Though the distribution resembles the one in the first chart, we now have additional information that may help to support a selection decision. We can see that the most efficient fund is Yacktman, though it has an expense ratio above the median value. We find that two funds, Gabelli Equity Income AAA and American Funds American Mutual have expense levels that are over 100 basis points apart yet are equally efficient. We see that among the least efficient are low-expense index funds and index ETFs, which may come as a surprise to some. (Some outliers falling to the extreme left of the original chart have been omitted.)
The expense efficiency value presented in the illustration covers an interval of ten years. It’s an average. What lurks under any average should concern an analyst, so in my work I calculate sub-period values to examine their trend and to find inflection points which may be connected to changes in the makeup of the management team or to asset growth.
The expense efficiency ratio is a useful statistic to me in my practice. It plays an important role in my ongoing fund search process. In one number it combines performance, associated risk and expenses. It can enhance a communication with clients in a way that effectively deals with their concern about expense levels. Further, it’s a number that can be used to rank funds and be part of a scoring system. Consider adding it to your analytical tool kit.
The Data: The equity indices used as explanatory variables for determining fund style were drawn from the Surz Style Pure® series. One of these, the large cap value index, also was used as the performance benchmark. The fund return series were drawn from the Morningstar® database.
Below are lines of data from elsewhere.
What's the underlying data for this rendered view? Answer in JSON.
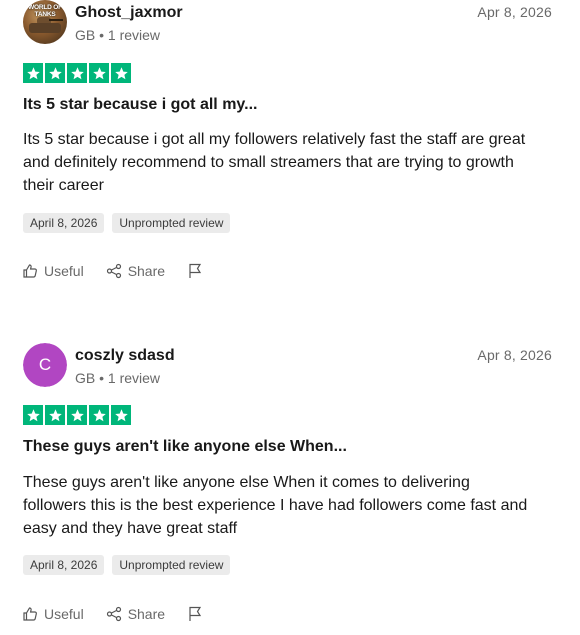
{
  "reviews": [
    {
      "name": "Ghost_jaxmor",
      "meta": "GB • 1 review",
      "date": "Apr 8, 2026",
      "rating": 5,
      "avatar": {
        "type": "image",
        "logo_text": "WORLD OF TANKS"
      },
      "title": "Its 5 star because i got all my...",
      "body_lines": [
        "Its 5 star because i got all my followers relatively fast the staff are great",
        "and definitely recommend to small streamers that are trying to growth",
        "their career"
      ],
      "tags": [
        "April 8, 2026",
        "Unprompted review"
      ],
      "actions": {
        "useful": "Useful",
        "share": "Share"
      }
    },
    {
      "name": "coszly sdasd",
      "meta": "GB • 1 review",
      "date": "Apr 8, 2026",
      "rating": 5,
      "avatar": {
        "type": "initial",
        "letter": "C",
        "color": "#b146c2"
      },
      "title": "These guys aren't like anyone else When...",
      "body_lines": [
        "These guys aren't like anyone else When it comes to delivering",
        "followers this is the best experience I have had followers come fast and",
        "easy and they have great staff"
      ],
      "tags": [
        "April 8, 2026",
        "Unprompted review"
      ],
      "actions": {
        "useful": "Useful",
        "share": "Share"
      }
    }
  ],
  "colors": {
    "star_green": "#00b67a",
    "tag_bg": "#ebebeb",
    "muted_text": "#696969"
  }
}
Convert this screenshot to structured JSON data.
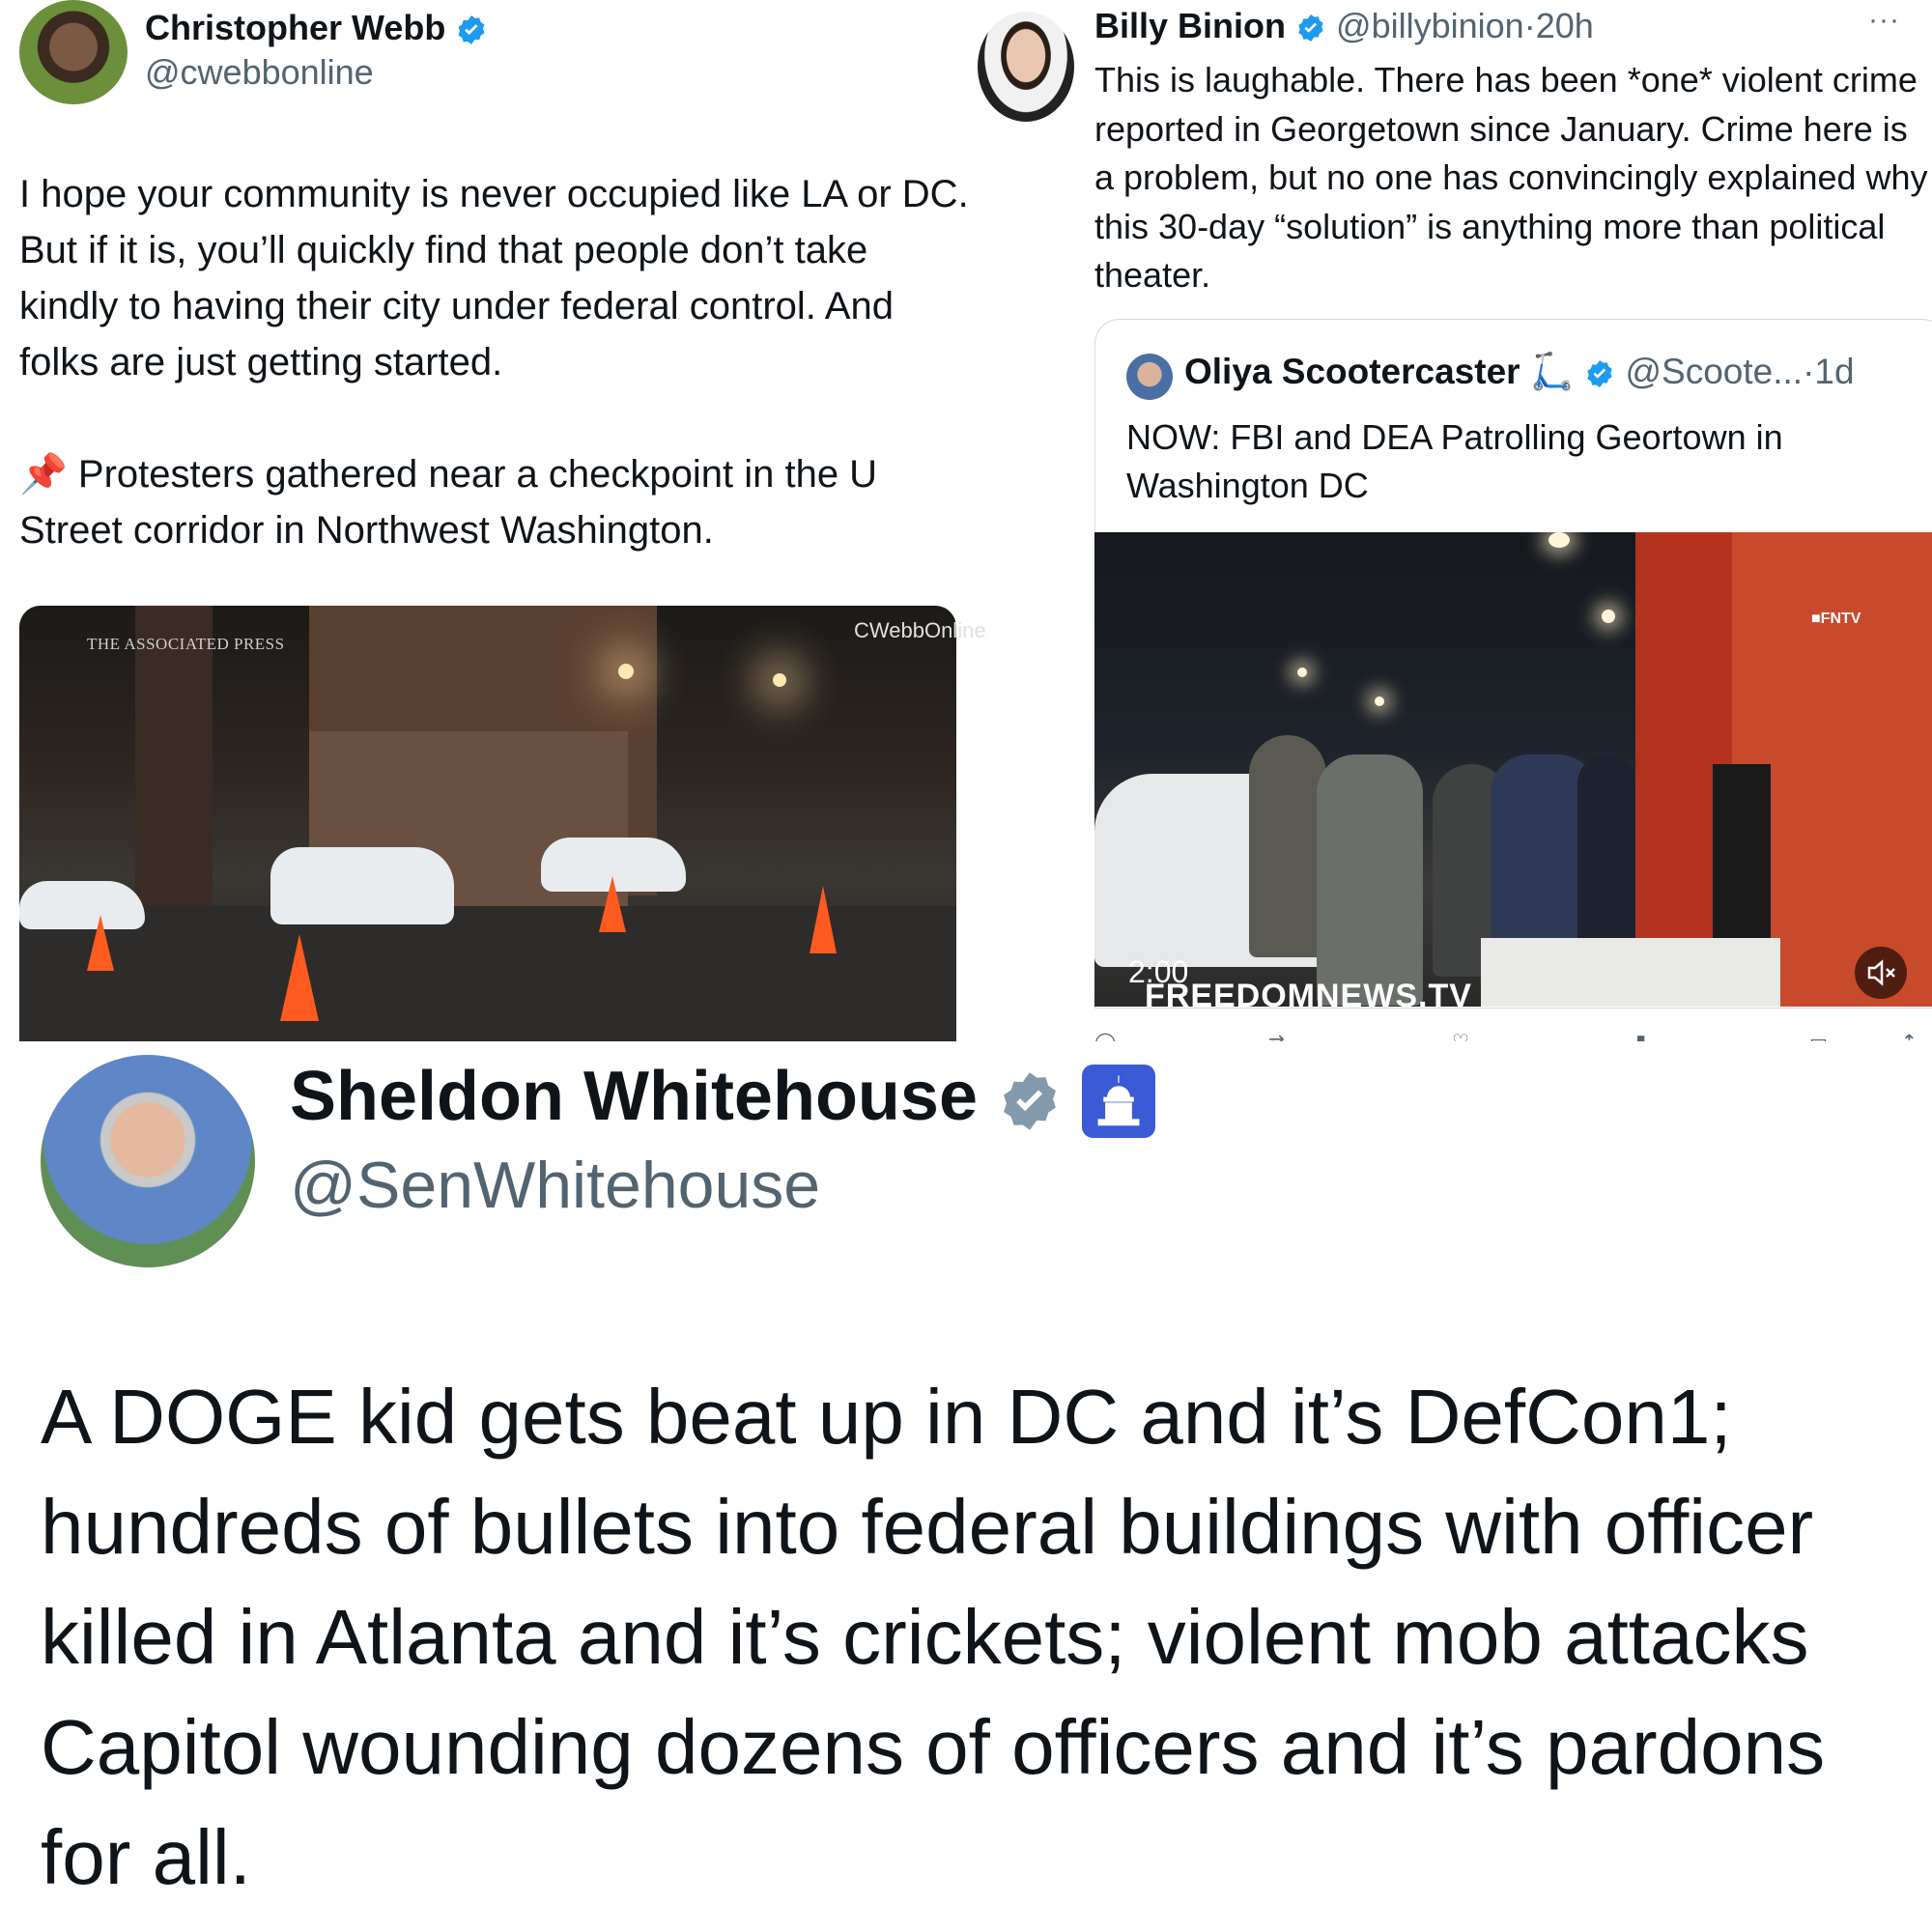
{
  "tweet1": {
    "name": "Christopher Webb",
    "handle": "@cwebbonline",
    "paragraph1": "I hope your community is never occupied like LA or DC. But if it is, you’ll quickly find that people don’t take kindly to having their city under federal control. And folks are just getting started.",
    "paragraph2": "📌 Protesters gathered near a checkpoint in the U Street corridor in Northwest Washington.",
    "media_watermark_left": "THE ASSOCIATED PRESS",
    "media_watermark_right": "CWebbOnline"
  },
  "tweet2": {
    "name": "Billy Binion",
    "handle": "@billybinion",
    "separator": "·",
    "time": "20h",
    "more": "···",
    "body": "This is laughable. There has been *one* violent crime reported in Georgetown since January. Crime here is a problem, but no one has convincingly explained why this 30-day “solution” is anything more than political theater.",
    "quote": {
      "name": "Oliya Scootercaster",
      "emoji": "🛴",
      "handle": "@Scoote...",
      "separator": "·",
      "time": "1d",
      "body": "NOW: FBI and DEA Patrolling Geortown in Washington DC",
      "video_time": "2:00",
      "video_brand": "FREEDOMNEWS.TV",
      "video_corner_logo": "■FNTV"
    }
  },
  "tweet3": {
    "name": "Sheldon Whitehouse",
    "handle": "@SenWhitehouse",
    "body": "A DOGE kid gets beat up in DC and it’s DefCon1; hundreds of bullets into federal buildings with officer killed in Atlanta and it’s crickets; violent mob attacks Capitol wounding dozens of officers and it’s pardons for all."
  },
  "colors": {
    "verified_blue": "#1d9bf0",
    "verified_gray": "#829aab",
    "text": "#0f1419",
    "muted": "#536471",
    "border": "#cfd9de"
  },
  "icons": {
    "verified": "verified-badge-icon",
    "capitol": "capitol-icon",
    "mute": "mute-icon",
    "more": "more-icon"
  }
}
The Method: The U.S. Equity Large Cap Value fund population is my own formulation. It consists of 133 funds having at least ten years of history as of the end of December 2010. Duplicate share classes for each fund have been eliminated leaving only one no-load share class that is available to RIAs on one or more of the three most popular broker platforms. The categorization of funds as large cap value is based on an analytical design of my own executed within the MPI Stylus Pro™ framework. I have a process for identifying and removing multi-cap funds from all of my peer groups and placing them in one of their own (value, blend and growth.)